Britain was brave to abolish the slave trade; we must be so with gay marriage

We have more to be proud of than we sometimes give ourselves credit for in this country. We not only led the world in the development of parliamentarianism, free trade and industry but also in some of the great humanitarian leaps of history such as abolishing the slave trade and, ultimately, slavery itself.

It is difficult today to overstate the magnitude of this accomplishment. In the eighteenth century, slavery was illegal in Britain itself but not in the Empire – indeed it was widely regarded as the only thing sustaining it. Without the slaves to work on sugar plantations, it was said, the economics of the enterprise would collapse.

The trade was, naturally, supported by the very powerful plantation owners but also merchants, dock owners and even – astoundingly – members of the Church of England. In the days of pocket boroughs and patronage, these men controlled many members of the House of Commons – where one of the vilest evils in human history was to be defended for economic and religious reasons.

But it was also defended for reasons which may sound a little more familiar. The slave trade was actually abolished in the British Empire in 1807 – right in the middle of a long, protracted and bloody war with France that had been raging since 1793 and, save for a 14 month peace, would continue until 1814.

Thank heavens men like Charles James Fox and William Wilberforce did not listen to those arguing the issue of slavery was not worth discussing because of the concentration needed for the war effort; that they ignored protestations it would alienate sympathetic voters and patrons; that they shunned the argument it would destroy a fragile wartime economy while allowing France to step in to the trade we had abandoned.

Yet the very same arguments are being used against even discussing the rights and wrongs of gay marriage. Already I have heard the familiar line that ‘this is not the right time’ for the Bill because of ‘instability in the Middle East’, ‘the collapse of the eurozone’ and ‘won’t somebody PLEASE think about the economy?’ – as though politicians are incapable of debating more than a handful of issues at once.

The admittedly more rational reasoning of the danger in splitting the party and alienating voters is also employed though I do not think this sufficient to sink the issue.
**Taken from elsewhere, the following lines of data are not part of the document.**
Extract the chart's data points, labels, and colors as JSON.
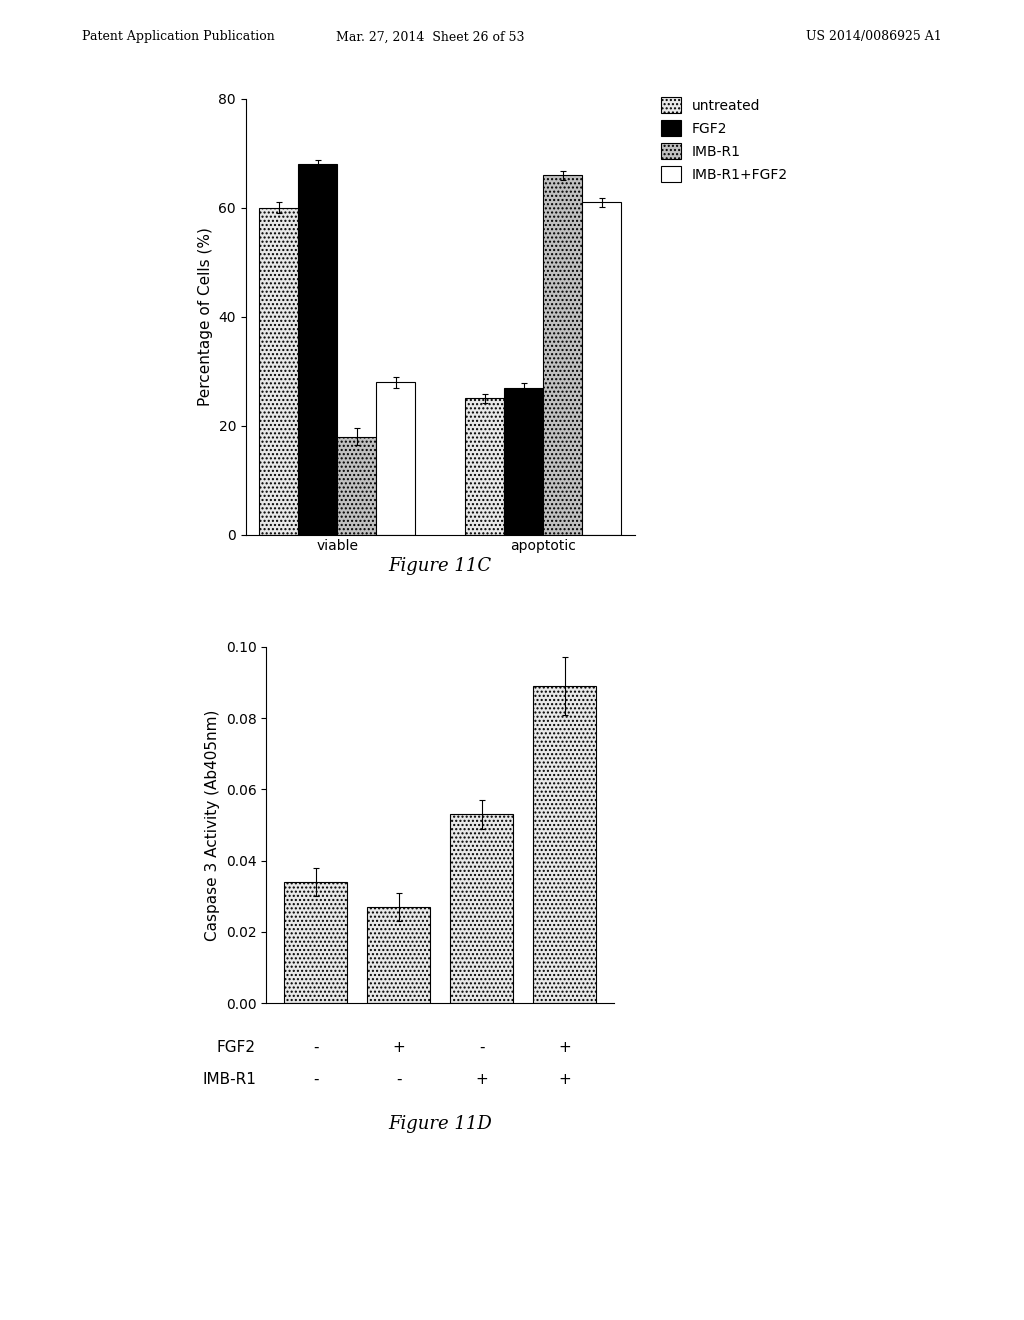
{
  "fig11c": {
    "ylabel": "Percentage of Cells (%)",
    "categories": [
      "viable",
      "apoptotic"
    ],
    "groups": [
      "untreated",
      "FGF2",
      "IMB-R1",
      "IMB-R1+FGF2"
    ],
    "values": {
      "viable": [
        60,
        68,
        18,
        28
      ],
      "apoptotic": [
        25,
        27,
        66,
        61
      ]
    },
    "errors": {
      "viable": [
        1.0,
        0.8,
        1.5,
        1.0
      ],
      "apoptotic": [
        0.8,
        0.8,
        0.8,
        0.8
      ]
    },
    "ylim": [
      0,
      80
    ],
    "yticks": [
      0,
      20,
      40,
      60,
      80
    ],
    "bar_colors": [
      "#e8e8e8",
      "#000000",
      "#c0c0c0",
      "#ffffff"
    ],
    "bar_hatches": [
      "....",
      "",
      "....",
      ""
    ]
  },
  "fig11d": {
    "ylabel": "Caspase 3 Activity (Ab405nm)",
    "xlabels_fgf2": [
      "-",
      "+",
      "-",
      "+"
    ],
    "xlabels_imbr1": [
      "-",
      "-",
      "+",
      "+"
    ],
    "values": [
      0.034,
      0.027,
      0.053,
      0.089
    ],
    "errors": [
      0.004,
      0.004,
      0.004,
      0.008
    ],
    "ylim": [
      0.0,
      0.1
    ],
    "yticks": [
      0.0,
      0.02,
      0.04,
      0.06,
      0.08,
      0.1
    ],
    "bar_color": "#e8e8e8",
    "bar_hatch": "...."
  },
  "header_left": "Patent Application Publication",
  "header_mid": "Mar. 27, 2014  Sheet 26 of 53",
  "header_right": "US 2014/0086925 A1",
  "fig11c_label": "Figure 11C",
  "fig11d_label": "Figure 11D",
  "background_color": "#ffffff"
}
While I can hardly fault members who oppose the legislation for wishing to protect their party and its electoral fortunes, this should not factor into the thinking of those who support gay marriage because of its inherent virtues. Indeed, if this were to be the case, it would serve as an indictment of modern politics that party is placed before country and what is right – something far too many voters already believe.

It is an issue that has echoes of the great debate over free trade in the 1840s. Sir Robert Peel, then leader of the Conservatives, became convinced of the inherent goodness of removing trade tariffs for the benefit of the country and its people, thereby splitting his party in two and making it virtually unelectable for the rest of the century.

Yet free trade was to reap enormous benefits over the next century, not least for the very poorest British people, who could now buy cheap bread made from imported grain. Indeed, so popular was free trade to the working man, the Conservatives who didn’t join the Liberals were forced to, if not accept it, then at least keep quiet on the subject until the collapse of international trade in the First World War. It was, in effect, a Thatcheresque game-changer.

I am under no illusions that gay marriage will be any such thing, of course. Indeed, I agree with JP Floru that the issue will likely be forgotten the day after the Bill becomes law. But the point is that, like the slave trade and free trade before it, gay marriage is an issue of human dignity and political principle that must cast other concerns aside.

It is, specifically, an issue of equality before the law. Civil marriage has existed in this country since 1836 and yet, despite the legalisation of homosexual activity in 1968, homosexuals have been excluded from this institution of state. This is a situation no believer in legal equality – a Conservative as much as a Liberal – can tolerate.

The legislation makes no inroads on John Stuart Mill’s harm principle. Homosexuals having the right to wed in a civil marriage does nothing to harm others, much as it may offend some, yet its continued prohibition perpetuates the discrimination of one group of people by the state – contrary to the principle of equality before the law (as is ‘positive discrimination’ but that’s an issue for another post).

And the argument that the state has no right to change the definition of marriage – that this belongs exclusively to religion – is also groundless, as the aforementioned 1836 Act established civil marriages as a purely state ceremony. By the same principle, despite what many continue to believe, the legislation currently before Parliament does not concern churches and religious marriage at all.

In short, this debate has perhaps done more to highlight the continuing differences between the Conservative party’s Whig and Tory traditions than any in modern times. Somewhat ironically, this relationship has in many ways functioned like a marriage over the last two centuries and, like any marriage, seemingly inconsolable rows are to be expected.

They have caused separation, if not outright divorce, in the past, for sure, but I genuinely believe gay marriage will not force such an outcome. That said, even if it were to do so, should Cameron hold firm like Fox, Wilberforce and Peel before him, he can console himself with having the hand of history very firmly on his shoulder.